In my just-published Long Read article at DataJournalism.com, I touched upon the subject of "How to Read this Chart".
Most data graphics do not come with directions of use because dataviz designers follow certain conventions. We do not need to tell you, for example, that time runs left to right on the horizontal axis (substitute right to left for those living in right-to-left countries). It's when we deviate from the norms that calls for a "How to Read this Chart" box.
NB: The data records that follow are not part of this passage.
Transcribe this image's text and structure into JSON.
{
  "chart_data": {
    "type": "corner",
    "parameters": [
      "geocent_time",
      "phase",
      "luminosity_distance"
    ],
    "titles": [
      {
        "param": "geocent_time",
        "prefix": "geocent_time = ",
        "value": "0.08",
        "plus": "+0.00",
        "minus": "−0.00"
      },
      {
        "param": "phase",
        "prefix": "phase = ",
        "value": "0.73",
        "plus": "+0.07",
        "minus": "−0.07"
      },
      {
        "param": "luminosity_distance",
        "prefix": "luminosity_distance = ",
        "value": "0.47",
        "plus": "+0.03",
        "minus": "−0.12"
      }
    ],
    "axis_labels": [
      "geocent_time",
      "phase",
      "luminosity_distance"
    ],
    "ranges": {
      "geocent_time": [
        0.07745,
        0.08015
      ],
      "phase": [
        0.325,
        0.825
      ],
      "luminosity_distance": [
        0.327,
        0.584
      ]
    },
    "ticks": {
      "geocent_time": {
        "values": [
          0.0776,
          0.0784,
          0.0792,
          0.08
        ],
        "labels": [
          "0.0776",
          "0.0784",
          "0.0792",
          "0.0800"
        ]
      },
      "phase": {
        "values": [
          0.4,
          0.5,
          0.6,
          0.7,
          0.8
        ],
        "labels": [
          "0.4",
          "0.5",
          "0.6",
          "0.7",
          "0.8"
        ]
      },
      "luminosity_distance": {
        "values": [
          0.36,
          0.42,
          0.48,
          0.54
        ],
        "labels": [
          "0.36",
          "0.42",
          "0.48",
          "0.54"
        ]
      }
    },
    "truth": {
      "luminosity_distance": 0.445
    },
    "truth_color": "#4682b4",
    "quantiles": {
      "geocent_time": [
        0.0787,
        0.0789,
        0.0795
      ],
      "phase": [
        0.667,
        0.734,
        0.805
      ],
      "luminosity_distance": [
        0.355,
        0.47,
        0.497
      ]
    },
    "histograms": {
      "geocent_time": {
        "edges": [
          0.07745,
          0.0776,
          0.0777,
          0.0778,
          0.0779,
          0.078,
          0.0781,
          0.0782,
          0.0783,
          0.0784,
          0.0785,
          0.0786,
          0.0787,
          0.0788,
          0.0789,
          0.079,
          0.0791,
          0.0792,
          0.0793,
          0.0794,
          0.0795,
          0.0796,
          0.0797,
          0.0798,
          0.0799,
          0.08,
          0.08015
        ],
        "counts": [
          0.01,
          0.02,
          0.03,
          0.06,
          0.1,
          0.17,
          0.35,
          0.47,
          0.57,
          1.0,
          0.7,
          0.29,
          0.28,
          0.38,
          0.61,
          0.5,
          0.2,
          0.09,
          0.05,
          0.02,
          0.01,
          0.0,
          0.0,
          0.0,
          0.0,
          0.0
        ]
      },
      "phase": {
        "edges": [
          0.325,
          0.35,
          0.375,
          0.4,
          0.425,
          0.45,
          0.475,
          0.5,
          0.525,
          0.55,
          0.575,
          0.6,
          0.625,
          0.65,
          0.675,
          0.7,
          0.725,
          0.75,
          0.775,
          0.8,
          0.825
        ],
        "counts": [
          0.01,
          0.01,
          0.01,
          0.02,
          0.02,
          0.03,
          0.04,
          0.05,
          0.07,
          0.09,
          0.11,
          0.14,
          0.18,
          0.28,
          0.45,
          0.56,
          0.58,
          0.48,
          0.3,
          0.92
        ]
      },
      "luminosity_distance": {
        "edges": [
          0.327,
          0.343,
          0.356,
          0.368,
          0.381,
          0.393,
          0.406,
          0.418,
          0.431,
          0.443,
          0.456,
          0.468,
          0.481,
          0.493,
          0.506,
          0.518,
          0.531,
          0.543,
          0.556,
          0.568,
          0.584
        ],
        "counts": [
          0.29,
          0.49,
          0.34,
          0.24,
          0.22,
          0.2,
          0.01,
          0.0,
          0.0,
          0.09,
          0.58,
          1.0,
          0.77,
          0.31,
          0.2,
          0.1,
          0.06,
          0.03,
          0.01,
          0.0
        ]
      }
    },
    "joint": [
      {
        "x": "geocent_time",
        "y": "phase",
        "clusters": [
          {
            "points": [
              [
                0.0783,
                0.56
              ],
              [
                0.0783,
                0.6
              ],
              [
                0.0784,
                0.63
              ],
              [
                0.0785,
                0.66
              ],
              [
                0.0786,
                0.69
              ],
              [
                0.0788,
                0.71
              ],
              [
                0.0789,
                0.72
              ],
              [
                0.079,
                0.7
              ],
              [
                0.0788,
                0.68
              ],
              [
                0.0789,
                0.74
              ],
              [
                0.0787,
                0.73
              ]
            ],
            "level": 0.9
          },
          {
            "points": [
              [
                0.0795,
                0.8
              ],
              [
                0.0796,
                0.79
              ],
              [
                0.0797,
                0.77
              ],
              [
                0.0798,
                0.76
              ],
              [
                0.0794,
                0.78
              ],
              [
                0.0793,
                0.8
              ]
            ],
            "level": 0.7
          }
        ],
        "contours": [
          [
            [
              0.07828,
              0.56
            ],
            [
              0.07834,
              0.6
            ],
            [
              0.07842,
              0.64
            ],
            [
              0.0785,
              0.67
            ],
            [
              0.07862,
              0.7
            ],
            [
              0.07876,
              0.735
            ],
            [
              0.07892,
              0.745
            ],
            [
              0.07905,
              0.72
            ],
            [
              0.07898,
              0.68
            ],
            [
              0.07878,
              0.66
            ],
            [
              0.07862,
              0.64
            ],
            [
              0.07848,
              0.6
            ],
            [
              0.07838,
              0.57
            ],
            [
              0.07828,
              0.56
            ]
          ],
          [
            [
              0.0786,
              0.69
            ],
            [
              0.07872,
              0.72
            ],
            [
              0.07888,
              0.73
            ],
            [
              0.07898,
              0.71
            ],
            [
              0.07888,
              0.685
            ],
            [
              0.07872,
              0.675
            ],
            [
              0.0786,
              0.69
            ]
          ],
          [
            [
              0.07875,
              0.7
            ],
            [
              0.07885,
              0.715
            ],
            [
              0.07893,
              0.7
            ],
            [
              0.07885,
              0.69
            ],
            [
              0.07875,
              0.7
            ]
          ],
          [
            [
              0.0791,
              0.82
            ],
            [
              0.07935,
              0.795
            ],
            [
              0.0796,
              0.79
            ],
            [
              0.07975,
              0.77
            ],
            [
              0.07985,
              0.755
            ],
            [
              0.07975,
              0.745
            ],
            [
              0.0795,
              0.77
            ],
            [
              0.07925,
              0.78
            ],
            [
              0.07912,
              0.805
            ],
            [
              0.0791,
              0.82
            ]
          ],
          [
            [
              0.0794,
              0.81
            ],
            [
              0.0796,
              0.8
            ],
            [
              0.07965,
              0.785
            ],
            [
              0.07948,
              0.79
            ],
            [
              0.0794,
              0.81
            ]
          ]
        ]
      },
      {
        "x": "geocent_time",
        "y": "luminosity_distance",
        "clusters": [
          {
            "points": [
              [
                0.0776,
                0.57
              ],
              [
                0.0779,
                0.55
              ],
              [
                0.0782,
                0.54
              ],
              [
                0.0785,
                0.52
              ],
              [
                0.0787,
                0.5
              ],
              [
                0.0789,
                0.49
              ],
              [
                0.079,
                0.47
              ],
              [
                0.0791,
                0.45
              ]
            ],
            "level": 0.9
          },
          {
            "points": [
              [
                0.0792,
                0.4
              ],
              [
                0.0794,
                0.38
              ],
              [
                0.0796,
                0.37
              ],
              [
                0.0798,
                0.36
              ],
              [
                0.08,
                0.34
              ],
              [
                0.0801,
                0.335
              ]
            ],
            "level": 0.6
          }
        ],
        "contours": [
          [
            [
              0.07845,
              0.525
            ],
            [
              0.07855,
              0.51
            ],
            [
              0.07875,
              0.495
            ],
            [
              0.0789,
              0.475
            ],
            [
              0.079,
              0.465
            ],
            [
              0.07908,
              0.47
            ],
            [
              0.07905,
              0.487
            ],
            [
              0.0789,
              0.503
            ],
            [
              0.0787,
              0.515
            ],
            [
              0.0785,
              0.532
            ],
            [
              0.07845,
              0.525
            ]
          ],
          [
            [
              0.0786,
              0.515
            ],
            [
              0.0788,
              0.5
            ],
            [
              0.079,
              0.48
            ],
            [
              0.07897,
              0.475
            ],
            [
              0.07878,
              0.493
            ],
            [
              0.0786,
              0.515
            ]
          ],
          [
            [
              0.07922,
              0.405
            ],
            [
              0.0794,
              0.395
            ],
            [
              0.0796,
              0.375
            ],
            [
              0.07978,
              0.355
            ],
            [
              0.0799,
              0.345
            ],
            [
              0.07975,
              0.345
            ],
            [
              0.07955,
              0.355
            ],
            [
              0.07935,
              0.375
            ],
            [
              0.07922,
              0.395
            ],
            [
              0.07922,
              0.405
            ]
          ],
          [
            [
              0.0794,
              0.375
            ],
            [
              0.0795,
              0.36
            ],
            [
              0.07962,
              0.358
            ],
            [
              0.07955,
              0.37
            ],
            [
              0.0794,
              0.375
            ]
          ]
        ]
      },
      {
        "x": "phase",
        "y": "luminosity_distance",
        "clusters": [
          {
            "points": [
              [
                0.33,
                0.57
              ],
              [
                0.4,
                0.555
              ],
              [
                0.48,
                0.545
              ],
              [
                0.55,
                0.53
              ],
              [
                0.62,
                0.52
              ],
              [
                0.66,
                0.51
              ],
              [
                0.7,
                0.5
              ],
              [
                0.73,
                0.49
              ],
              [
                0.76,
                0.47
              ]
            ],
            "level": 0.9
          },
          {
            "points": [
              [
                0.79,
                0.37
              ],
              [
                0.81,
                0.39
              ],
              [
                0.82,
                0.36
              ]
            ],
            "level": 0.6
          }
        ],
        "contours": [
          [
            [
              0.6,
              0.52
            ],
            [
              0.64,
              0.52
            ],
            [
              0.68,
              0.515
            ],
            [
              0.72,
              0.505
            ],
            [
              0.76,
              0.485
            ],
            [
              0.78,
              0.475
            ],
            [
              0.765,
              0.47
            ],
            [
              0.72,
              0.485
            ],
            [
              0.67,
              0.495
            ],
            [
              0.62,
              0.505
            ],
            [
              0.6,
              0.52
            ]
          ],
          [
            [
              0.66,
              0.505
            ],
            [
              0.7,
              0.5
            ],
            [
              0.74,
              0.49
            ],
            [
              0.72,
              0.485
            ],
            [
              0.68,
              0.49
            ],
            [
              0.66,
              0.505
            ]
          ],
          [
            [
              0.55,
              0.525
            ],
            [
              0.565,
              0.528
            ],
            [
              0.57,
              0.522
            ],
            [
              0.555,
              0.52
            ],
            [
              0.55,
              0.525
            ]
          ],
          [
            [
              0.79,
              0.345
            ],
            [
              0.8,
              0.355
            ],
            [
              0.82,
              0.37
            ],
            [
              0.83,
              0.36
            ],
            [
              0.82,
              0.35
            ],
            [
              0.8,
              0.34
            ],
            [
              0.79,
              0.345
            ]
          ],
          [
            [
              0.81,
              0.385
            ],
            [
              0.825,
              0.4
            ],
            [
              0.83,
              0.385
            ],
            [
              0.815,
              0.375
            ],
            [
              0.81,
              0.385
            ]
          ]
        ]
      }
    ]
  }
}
A discussion over Twitter during the weekend on the following New York Times chart perfectly illustrates this issue. (The article is well worth reading to educate oneself on this red-hot public-health issue. I made some comments on the sister blog about the data a few days ago.)
Reading this chart, I quickly grasp that the horizontal axis is the speed of infection and the vertical axis represents the deadliness. Without being told, I used the axis labels (and some of you might notice the annotations with the arrows on the top right.) But most people will likely miss - at a glance - that the vertical axis utilizes a log scale while the horizontal axis is linear (regular).
The effect of a log scale is to pull the large numbers toward the average while spreading the smaller numbers apart - when compared to a linear scale. So when we look at the top of the coronavirus box, it appears that this virus could be as deadly as SARS.
The height of the pink box is 3.9, while the gap between the top edge of the box and the SARS dot is 6. Yet our eyes tell us the top edge is closer to the SARS dot than it is to the bottom edge!
There is nothing inaccurate about this chart - the log scale introduces such distortion. The designer has to make a choice.
Indeed, there were two camps on Twitter, arguing for and against the log scale.
I use log scales a lot in analyzing data, but tend not to use log scales in a graph. It's almost a given that using the log scale requires a "How to Read this Chart" message. And the NY Times crew delivers!
Right below the chart is a paragraph:
To make this even more interesting, the horizontal axis is a hidden "log" scale. That's because infections spread exponentially. Even though the scale is not labeled "log", think as if the large values have been pulled toward the middle.
Here is an over-simplified way to see this. A disease that spreads at a rate of fifteen people at a time is not 3 times worse than one that spreads five at a time. In the former case, the first sick person transmits it to 15, and then each of the 15 transmits the flu to 15 others, thus after two steps, 241 people have been infected (225 + 15 + 1). In latter case, it's 5x5 + 5 + 1 = 31 infections after two steps. So at this point, the number of infected is already 8 times worse, not 3 times. And the gap keeps widening with each step.